Se suicida ex jefe de la policía secreta de Pinochet y sacan de la lujosa cárcel a ex represores
DPA / EFE
Santiago de Chile
El general retirado del Ejército de Chile Odlanier Mena, uno de los ex jefes de la policía secreta que actuó durante la dictadura de Augusto Pinochet (1973-1990), se suicidó de un disparo en la cabeza, confirmaron ayer fuentes oficiales.
Mena, de 87 años, se mató la mañana de ayer en su hogar del barrio capitalino de Las Condes, en momentos en los que gozaba del beneficio de salida de fin de semana del penal Cordillera, una lujosa cárcel que ocupaba junto a ex militares condenados por violaciónes de derechos humanos.
El presidente Sebastián Piñera ordenó el jueves pasado el cierre del establecimiento penitenciario tras considerar “los principios de igualdad ante la ley”.
Por tal razón el general retirado Hernán Cortés Villa, uno de los creadores de la llamada “Fundación Pinochet”, en honor al dictador, señaló ayer la medida como motivo del suicidio de Mena. “El único responsable es el Presidente de la República”, dijo Villa después de considerar que Mena “fue un hombre injustamente condenado”.
El ex jefe castrense cumplía una pena de seis años de cárcel después de que la Justicia lo declarara culpable en 2009 del fusilamiento de tres dirigentes socialistas cuando el militar era, en tiempos de la dictadura, comandante del regimiento “Rancagua” de Arica, en el extremo norte del país, en el caso conocido como “Caravana de la Muerte”.
Odlanier Mena, que dirigió entre 1977 y 1980 la Central Nacional de Informaciones (CNI), organismo represor que sucedió a la Dirección de Inteligencia Nacional (DINA), la primera policía secreta que lideró el también encarcelado general Manuel Contreras, había salido del penal el viernes por la tarde y debía retornar la noche de este domingo. Mena era el único de los diez ex militares que estaba beneficiado con salidas del penal.
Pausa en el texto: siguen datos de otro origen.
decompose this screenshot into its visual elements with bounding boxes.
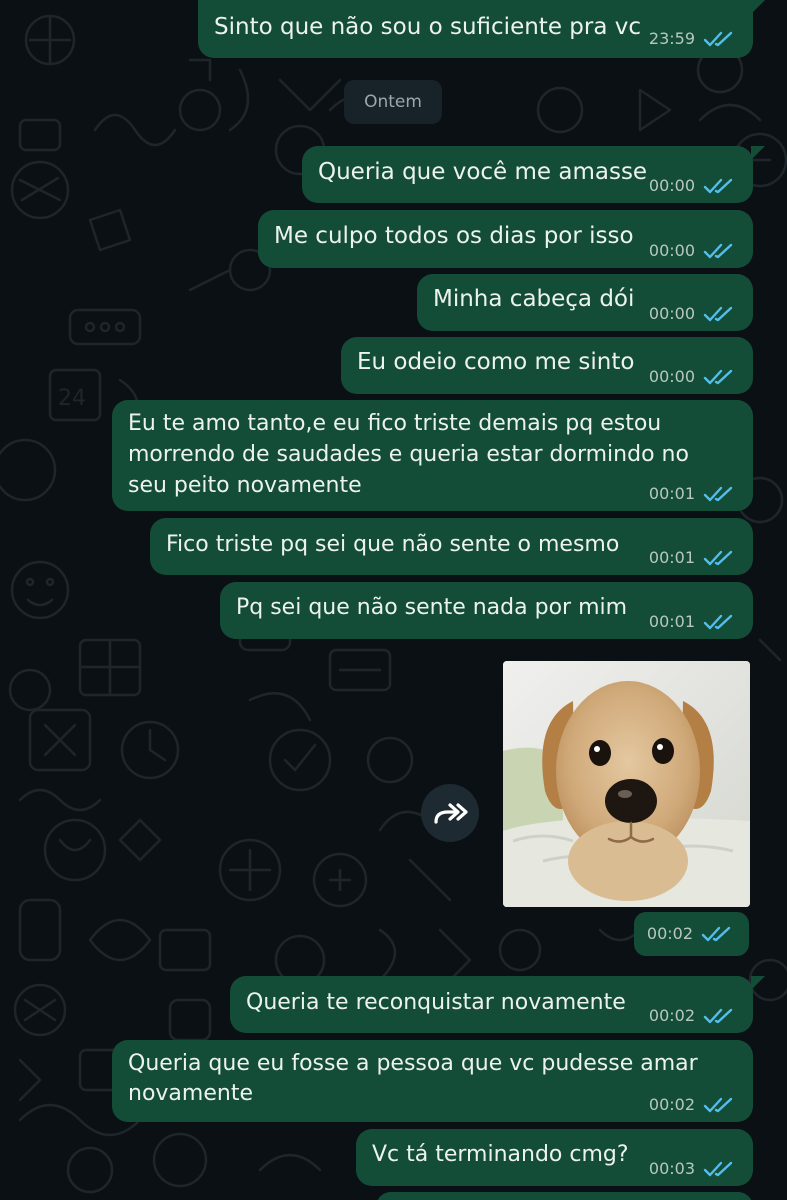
message-time: 00:01 [648,612,695,631]
message-bubble-outgoing[interactable]: Queria que você me amasse 00:00 [302,146,765,203]
svg-text:24: 24 [58,386,86,411]
message-time: 00:00 [648,241,695,260]
message-text: Fico triste pq sei que não sente o mesmo [166,532,620,557]
message-bubble-outgoing[interactable]: Pq sei que não sente nada por mim 00:01 [220,582,753,639]
double-check-icon [703,178,733,194]
message-text: Vc tá terminando cmg? [372,1142,629,1167]
message-text: Sinto que não sou o suficiente pra vc [214,14,641,40]
message-text: Queria te reconquistar novamente [246,990,626,1015]
message-bubble-outgoing[interactable]: Queria te reconquistar novamente 00:02 [230,976,765,1033]
message-text: Queria que você me amasse [318,159,648,185]
message-time: 00:01 [648,484,695,503]
message-bubble-outgoing[interactable]: Eu te amo tanto,e eu fico triste demais … [112,400,753,511]
message-text: Eu te amo tanto,e eu fico triste demais … [128,411,689,498]
double-check-icon [703,486,733,502]
message-time: 00:01 [648,548,695,567]
message-meta: 00:01 [649,613,737,631]
date-divider: Ontem [344,80,442,124]
message-time: 23:59 [648,29,695,48]
message-time: 00:02 [646,924,693,943]
message-bubble-outgoing[interactable]: Vc tá terminando cmg? 00:03 [356,1129,753,1186]
message-time: 00:00 [648,367,695,386]
message-time: 00:00 [648,176,695,195]
message-text: Minha cabeça dói [433,286,635,312]
image-message[interactable] [503,661,750,907]
message-time: 00:02 [648,1095,695,1114]
message-meta: 00:02 [649,1007,737,1025]
message-meta: 00:00 [649,242,737,260]
message-bubble-outgoing[interactable]: Me culpo todos os dias por isso 00:00 [258,210,753,268]
message-bubble-outgoing[interactable]: Queria que eu fosse a pessoa que vc pude… [112,1040,753,1122]
double-check-icon [703,1097,733,1113]
message-meta: 00:00 [649,177,737,195]
message-text: Queria que eu fosse a pessoa que vc pude… [128,1051,698,1106]
message-bubble-outgoing[interactable]: Minha cabeça dói 00:00 [417,274,753,331]
message-bubble-outgoing[interactable]: Fico triste pq sei que não sente o mesmo… [150,518,753,575]
double-check-icon [703,243,733,259]
message-bubble-outgoing[interactable]: Sinto que não sou o suficiente pra vc 23… [198,0,765,58]
chat-view: 24 Sinto que não sou o suficiente pra vc… [0,0,787,1200]
forward-button[interactable] [421,784,479,842]
double-check-icon [703,31,733,47]
message-bubble-outgoing-partial[interactable] [376,1192,753,1200]
double-check-icon [701,926,731,942]
double-check-icon [703,306,733,322]
double-check-icon [703,1161,733,1177]
message-text: Me culpo todos os dias por isso [274,223,634,249]
message-bubble-outgoing[interactable]: Eu odeio como me sinto 00:00 [341,337,753,394]
message-meta: 00:00 [649,305,737,323]
message-text: Pq sei que não sente nada por mim [236,595,628,620]
message-meta: 00:01 [649,485,737,503]
message-meta: 23:59 [649,30,737,48]
message-time: 00:03 [648,1159,695,1178]
double-check-icon [703,550,733,566]
message-time: 00:00 [648,304,695,323]
double-check-icon [703,369,733,385]
message-meta: 00:02 [647,925,735,943]
image-message-meta: 00:02 [634,912,749,956]
double-check-icon [703,1008,733,1024]
puppy-photo [503,661,750,907]
forward-icon [434,803,468,824]
message-text: Eu odeio como me sinto [357,349,635,375]
message-time: 00:02 [648,1006,695,1025]
double-check-icon [703,614,733,630]
message-meta: 00:03 [649,1160,737,1178]
message-meta: 00:01 [649,549,737,567]
message-meta: 00:02 [649,1096,737,1114]
message-meta: 00:00 [649,368,737,386]
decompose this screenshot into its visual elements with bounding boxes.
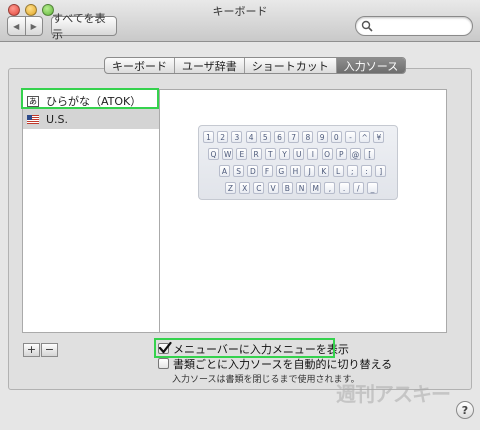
back-forward-control: ◀ ▶ <box>7 16 43 36</box>
keyboard-key: O <box>321 148 333 160</box>
tab-input-sources[interactable]: 入力ソース <box>335 58 406 73</box>
help-button[interactable]: ? <box>456 401 474 419</box>
keyboard-key: F <box>261 165 273 177</box>
keyboard-key: 3 <box>231 131 243 143</box>
keyboard-key: U <box>293 148 305 160</box>
keyboard-key: @ <box>350 148 361 160</box>
keyboard-key: T <box>264 148 276 160</box>
keyboard-key: S <box>233 165 245 177</box>
keyboard-key: 5 <box>259 131 271 143</box>
keyboard-key: C <box>253 182 265 194</box>
keyboard-key: V <box>267 182 279 194</box>
keyboard-layout-preview: 1 2 3 4 5 6 7 8 9 0- ^ ¥ Q W E R T Y U I O P @[ A S D F G H J K L;:] Z X C… <box>198 125 398 200</box>
keyboard-key: Y <box>279 148 290 160</box>
keyboard-key: I <box>307 148 319 160</box>
keyboard-key: ; <box>346 165 358 177</box>
keyboard-key: X <box>239 182 251 194</box>
list-item-us[interactable]: U.S. <box>23 109 159 129</box>
keyboard-key: P <box>335 148 347 160</box>
keyboard-key: A <box>219 165 230 177</box>
keyboard-key: : <box>361 165 372 177</box>
tab-bar: キーボード ユーザ辞書 ショートカット 入力ソース <box>104 57 407 74</box>
keyboard-key: J <box>304 165 316 177</box>
keyboard-key: [ <box>364 148 376 160</box>
keyboard-key: 0 <box>330 131 342 143</box>
tab-keyboard[interactable]: キーボード <box>105 58 174 73</box>
keyboard-key: L <box>332 165 344 177</box>
search-icon <box>361 20 373 32</box>
keyboard-key: 8 <box>302 131 314 143</box>
keyboard-key: B <box>281 182 293 194</box>
keyboard-key: D <box>247 165 259 177</box>
keyboard-key: M <box>310 182 322 194</box>
forward-arrow-icon[interactable]: ▶ <box>24 17 43 35</box>
title-bar: キーボード ◀ ▶ すべてを表示 <box>0 0 480 42</box>
watermark: 週刊アスキー <box>336 382 451 406</box>
keyboard-key: K <box>318 165 330 177</box>
back-arrow-icon[interactable]: ◀ <box>8 17 25 35</box>
keyboard-key: R <box>250 148 262 160</box>
highlight-frame <box>21 88 159 109</box>
keyboard-key: 6 <box>274 131 285 143</box>
keyboard-key: ¥ <box>373 131 385 143</box>
keyboard-key: E <box>236 148 248 160</box>
keyboard-key: N <box>296 182 307 194</box>
keyboard-key: H <box>290 165 301 177</box>
keyboard-key: W <box>222 148 234 160</box>
keyboard-key: Z <box>225 182 236 194</box>
search-input[interactable] <box>355 16 473 36</box>
keyboard-key: 2 <box>217 131 229 143</box>
tab-user-dictionary[interactable]: ユーザ辞書 <box>174 58 244 73</box>
keyboard-key: 1 <box>203 131 214 143</box>
keyboard-key: . <box>338 182 350 194</box>
keyboard-key: ] <box>375 165 387 177</box>
keyboard-key: 7 <box>288 131 300 143</box>
tab-shortcuts[interactable]: ショートカット <box>243 58 336 73</box>
keyboard-key: G <box>275 165 287 177</box>
keyboard-key: , <box>324 182 336 194</box>
list-item-label: U.S. <box>46 112 69 126</box>
auto-switch-note: 入力ソースは書類を閉じるまで使用されます。 <box>172 375 360 385</box>
us-flag-icon <box>27 114 39 125</box>
remove-source-button[interactable]: − <box>41 343 58 357</box>
keyboard-key: - <box>345 131 356 143</box>
keyboard-key: _ <box>367 182 378 194</box>
show-all-button[interactable]: すべてを表示 <box>51 12 117 41</box>
keyboard-key: 9 <box>316 131 328 143</box>
auto-switch-checkbox[interactable] <box>158 358 169 369</box>
keyboard-key: ^ <box>359 131 371 143</box>
auto-switch-label: 書類ごとに入力ソースを自動的に切り替える <box>173 357 393 371</box>
keyboard-key: 4 <box>245 131 257 143</box>
keyboard-key: Q <box>208 148 219 160</box>
input-source-list[interactable]: あ ひらがな（ATOK） U.S. <box>22 89 160 333</box>
auto-switch-option[interactable]: 書類ごとに入力ソースを自動的に切り替える <box>158 356 392 371</box>
add-source-button[interactable]: + <box>23 343 40 357</box>
keyboard-key: / <box>352 182 364 194</box>
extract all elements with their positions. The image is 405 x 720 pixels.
Según su abogado Jorge Balmaceda, Mena “estaba terriblemente afectado” por el cierre del penal. “El general (…) se encontraba en una situación de salud muy delicada, necesitaba auxilio de oxígeno” y “Punta Peuco no iba a tener la atención médica que él necesitaba”, añadió el jurista.
El penal Cordillera, ubicado en medio de los cerros de la precordillera de Los Andes de la capital chilena, está rodeado de cabañas, piscina, canchas de tenis y un cobertizo para los asados, entre otras facilidades.
La lujosa cárcel, creada bajo el gobierno del presidente socialista Ricardo Lagos (2000-2006), fue muy criticada por organismos defensores de los derechos humanos.
Así, y tras considerar “los principios de igualdad ante la ley, seguridad de los internos, y de normal y más eficiente funcionamiento de Gendarmería,” el presidente Piñera decidió el pasado jueves el cierre del centro y el traslado de los internos a Punta Peuco.
Bajo las más estrictas medidas de seguridad, un fuerte contingente policial procedió ayer al cierre definitivo del exclusivo penal Cordillera y al traslado de sus internos, los nueve ex jefes militares condenados por graves violaciones de los derechos humanos durante la dictadura del general Augusto Pinochet (1973-1990).
Además de Mena y Contreras, en el recinto están los oficiales y represores Miguel Krassnoff, Jorge del Río, José Zara, Pedro Espinoza, César Manríquez, Hugo Salas, David Miranda y Marcelo Moren. Este último es sindicado como torturador de la ex presidenta Michelle Bachelet, hoy candidata a la reelección.